Paul Curreri gives you the wonderful options of reading his stand-alone worthy words, or listening to unassumingly complex playing, or, if you’ve got the time and desire to drop your jaw for a bit, doing both. 

If you’ve got half an hour to spare, go to his website (www.paulcurreri.com) and read his lyrics straight through. Again, leave yourself some time to wipe the drool and push the jaw back skyward. Curreri likes honey, and trains, and cars, and bodies of water and the vessels that float on them, and nighttime. You will, too. 

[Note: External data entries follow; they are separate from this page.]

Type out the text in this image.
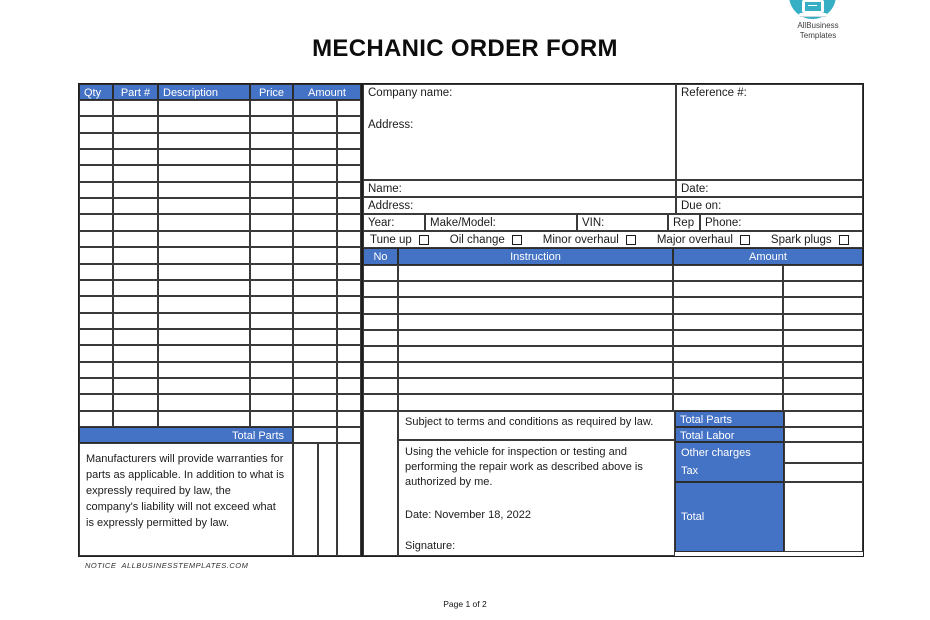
AllBusiness
Templates
MECHANIC ORDER FORM
Qty	Part #	Description	Price	Amount
Total Parts
Manufacturers will provide warranties for parts as applicable. In addition to what is expressly required by law, the company's liability will not exceed what is expressly permitted by law.
Company name:
Address:
Reference #:
Name:	Date:
Address:	Due on:
Year:	Make/Model:	VIN:	Rep Phone:
Tune up	Oil change	Minor overhaul	Major overhaul	Spark plugs
No	Instruction	Amount
Subject to terms and conditions as required by law.
Using the vehicle for inspection or testing and performing the repair work as described above is authorized by me.
Date: November 18, 2022
Signature:
Total Parts
Total Labor
Other charges
Tax
Total
NOTICE  ALLBUSINESSTEMPLATES.COM
Page 1 of 2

Like most folkies, he digs the view on both sides of his window, except somehow he’s got way funkier windows than most people: “Funny people, you and me both/Pressing up our mouths and our foreign coasts to coast.” “Ten vultures on a deer/I’ve seen it!/I’ll not move hastily.” “Slept by her and I dreamt of bees/Stinging me one by one.” “Someone said, ‘There’s teeth in the river’/But the river got sailed.”

Or, pick a night, an evening with rain or mist and a shy moon, and get caught in the current of his clockwork acoustic guitar, get showered by the notes that arc off the strings like sparks. On the page, his lyrics get dotted with as many question marks and exclamation points as periods. Curreri wrings bent and worried tones and hacks ringing, open-ended chords to punctuate points, or question arguments, or second emotions. It’s a more lively conversation— among himself, his guitar, his characters, his listeners— than in a roomful of people.

Curreri’s voice, with its acrobatic inflections (see the vintage end-of-line downturns), his self-contained world of stream-of-consciousness jags, and his folk, country, and blues role models all make it nearly impossible not to think of Dylan. Even his appearance keeps up its end of the comparison: he looks like an unkempt slacker ragamuffin teddy bear, which is to say he looks wicked cool, like Dylan.

Unlike Dylan, he’s got a gee-whiz air about him, as if he’s almost as surprised as we are at everything going on in his songs. And if his world seems a bit opaque, he shares in the confusion himself. He’s less daring us with riddles than presenting us with them, as if to see if we can make heads or tails of them ourselves. It’s that generosity that comes through the strongest, and it is his music’s biggest strength. 

 

Paul Curreri performs in the round with Devon at Tokyo Rose, Saturday, February 16. $5, 10pm.